This is the first in a four-part series on personal finance for young lawyers. For more money talk, check out the cover story of the winter 2010 issue of Precedent, which offers tips on how to give, save and spend your legal salary.
Graduating law school with a massive student debt load can be a daunting experience. This week’s column provides law school graduates who are struggling to find work and re-pay debts with a game plan on how to overcome these obstacles.
1. Take a debt snapshot.
Find a financial advisor and discuss your debt. If you do not already have someone in mind, walk into your bank and ask the front desk to set you up with a financial advisor. Banks do this free of charge. When you meet with your financial advisor, take a snapshot of your debt —including credit cards, lines of credit and student loans— and devise a plan of attack on how to re-pay it as quickly as possible. Think of this experience as spring cleaning. You have just reached an incredible milestone in your life. Graduating from law school is no small feat. Taking a debt snapshot will clear your head. You will realize that debt is manageable so long as you have a realistic plan of eliminating it from your personal balance sheet.
2. Dust off the resume.
Now that you’ve devised a debt re-payment plan, hustle to land a legal job. Contact your parents, friends, parents of friends, law society, law school alumni networks and career development offices, and scour Precedent’s A-List, newspapers and other legal recruitment sources. Be pragmatic. To re-pay your debt and achieve financial peace of mind, you may need to take a job that is not ideal. I recommend taking any law-related job that is offered in order to fill the coffers and begin re-paying your debt.
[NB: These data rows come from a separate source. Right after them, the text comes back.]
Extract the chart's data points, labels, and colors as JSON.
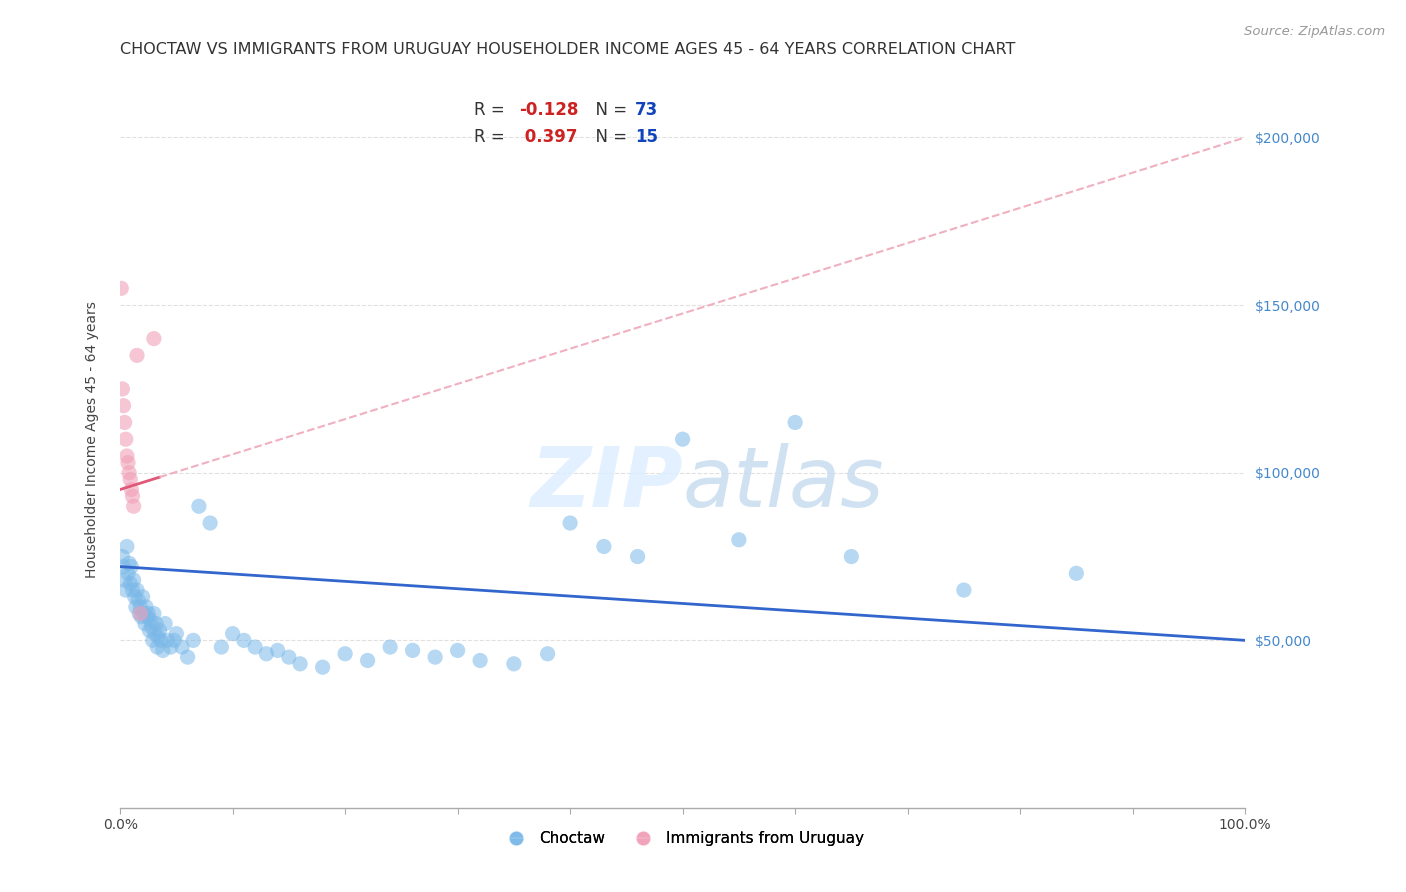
{
  "title": "CHOCTAW VS IMMIGRANTS FROM URUGUAY HOUSEHOLDER INCOME AGES 45 - 64 YEARS CORRELATION CHART",
  "source": "Source: ZipAtlas.com",
  "ylabel": "Householder Income Ages 45 - 64 years",
  "xlim": [
    0.0,
    1.0
  ],
  "ylim": [
    0,
    220000
  ],
  "yticks": [
    50000,
    100000,
    150000,
    200000
  ],
  "ytick_labels": [
    "$50,000",
    "$100,000",
    "$150,000",
    "$200,000"
  ],
  "xticks": [
    0.0,
    0.1,
    0.2,
    0.3,
    0.4,
    0.5,
    0.6,
    0.7,
    0.8,
    0.9,
    1.0
  ],
  "xtick_labels": [
    "0.0%",
    "",
    "",
    "",
    "",
    "",
    "",
    "",
    "",
    "",
    "100.0%"
  ],
  "choctaw_color": "#7ab8e8",
  "uruguay_color": "#f0a0b8",
  "choctaw_line_color": "#3366cc",
  "uruguay_line_color": "#e05878",
  "uruguay_dashed_color": "#f0b0c0",
  "background_color": "#ffffff",
  "grid_color": "#dddddd",
  "choctaw_x": [
    0.002,
    0.003,
    0.004,
    0.005,
    0.006,
    0.007,
    0.008,
    0.009,
    0.01,
    0.011,
    0.012,
    0.013,
    0.014,
    0.015,
    0.016,
    0.017,
    0.018,
    0.019,
    0.02,
    0.021,
    0.022,
    0.023,
    0.024,
    0.025,
    0.026,
    0.027,
    0.028,
    0.029,
    0.03,
    0.031,
    0.032,
    0.033,
    0.034,
    0.035,
    0.036,
    0.038,
    0.04,
    0.042,
    0.045,
    0.048,
    0.05,
    0.055,
    0.06,
    0.065,
    0.07,
    0.08,
    0.09,
    0.1,
    0.11,
    0.12,
    0.13,
    0.14,
    0.15,
    0.16,
    0.18,
    0.2,
    0.22,
    0.24,
    0.26,
    0.28,
    0.3,
    0.32,
    0.35,
    0.38,
    0.4,
    0.43,
    0.46,
    0.5,
    0.55,
    0.6,
    0.65,
    0.75,
    0.85
  ],
  "choctaw_y": [
    75000,
    72000,
    68000,
    65000,
    78000,
    70000,
    73000,
    67000,
    72000,
    65000,
    68000,
    63000,
    60000,
    65000,
    62000,
    58000,
    60000,
    57000,
    63000,
    58000,
    55000,
    60000,
    57000,
    58000,
    53000,
    56000,
    54000,
    50000,
    58000,
    52000,
    55000,
    48000,
    51000,
    53000,
    50000,
    47000,
    55000,
    50000,
    48000,
    50000,
    52000,
    48000,
    45000,
    50000,
    90000,
    85000,
    48000,
    52000,
    50000,
    48000,
    46000,
    47000,
    45000,
    43000,
    42000,
    46000,
    44000,
    48000,
    47000,
    45000,
    47000,
    44000,
    43000,
    46000,
    85000,
    78000,
    75000,
    110000,
    80000,
    115000,
    75000,
    65000,
    70000
  ],
  "uruguay_x": [
    0.001,
    0.002,
    0.003,
    0.004,
    0.005,
    0.006,
    0.007,
    0.008,
    0.009,
    0.01,
    0.011,
    0.012,
    0.015,
    0.018,
    0.03
  ],
  "uruguay_y": [
    155000,
    125000,
    120000,
    115000,
    110000,
    105000,
    103000,
    100000,
    98000,
    95000,
    93000,
    90000,
    135000,
    58000,
    140000
  ],
  "choctaw_R": -0.128,
  "choctaw_N": 73,
  "uruguay_R": 0.397,
  "uruguay_N": 15,
  "legend_blue_label": "Choctaw",
  "legend_pink_label": "Immigrants from Uruguay",
  "title_fontsize": 11.5,
  "source_fontsize": 9.5,
  "axis_label_fontsize": 10,
  "tick_fontsize": 10,
  "marker_size": 120
}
While you may yearn to work at a litigation boutique, perhaps the only job available is at a legal research company. Take the job. Fill your bank account. Re-pay your debt.
3. Create a budget.
Creating a budget is an essential component of sound financial management. Sit down with your financial advisor to ensure that you do this thoroughly. In your budget, list the income from your job, your expenses and your debt re-payment commitments. Your budget will become a useful tool you can use to ensure that your debt is being re-paid and that you’re not spending more than you earn. For one month, record every dollar you spend. At the month’s end, compare your expenditures to your budget. Creating your budget and tracking your expenses will allow you to think strategically about saving, spending and paying off your debt.
4. Live frugally.
Frugal living should be another component in your debt reduction strategy. Though a diploma’s now hanging on your wall, that doesn’t mean that you should stop living like a student. I recommend instituting the following suggestions until your debt has been re-paid: move in with your parents, take public transportation, make your own coffee, avoid buying a car, cancel your gym membership and run outside, avoid excessive bar tabs, pay cash and discover economical means of socializing, such as skating, picnics, sports and free cultural events. Though frugal living can be brutal, remember that it’s temporary. A few years of frugal living is essential to achieving debt-free existence.
Adam R. Freedman practices corporate law in Toronto.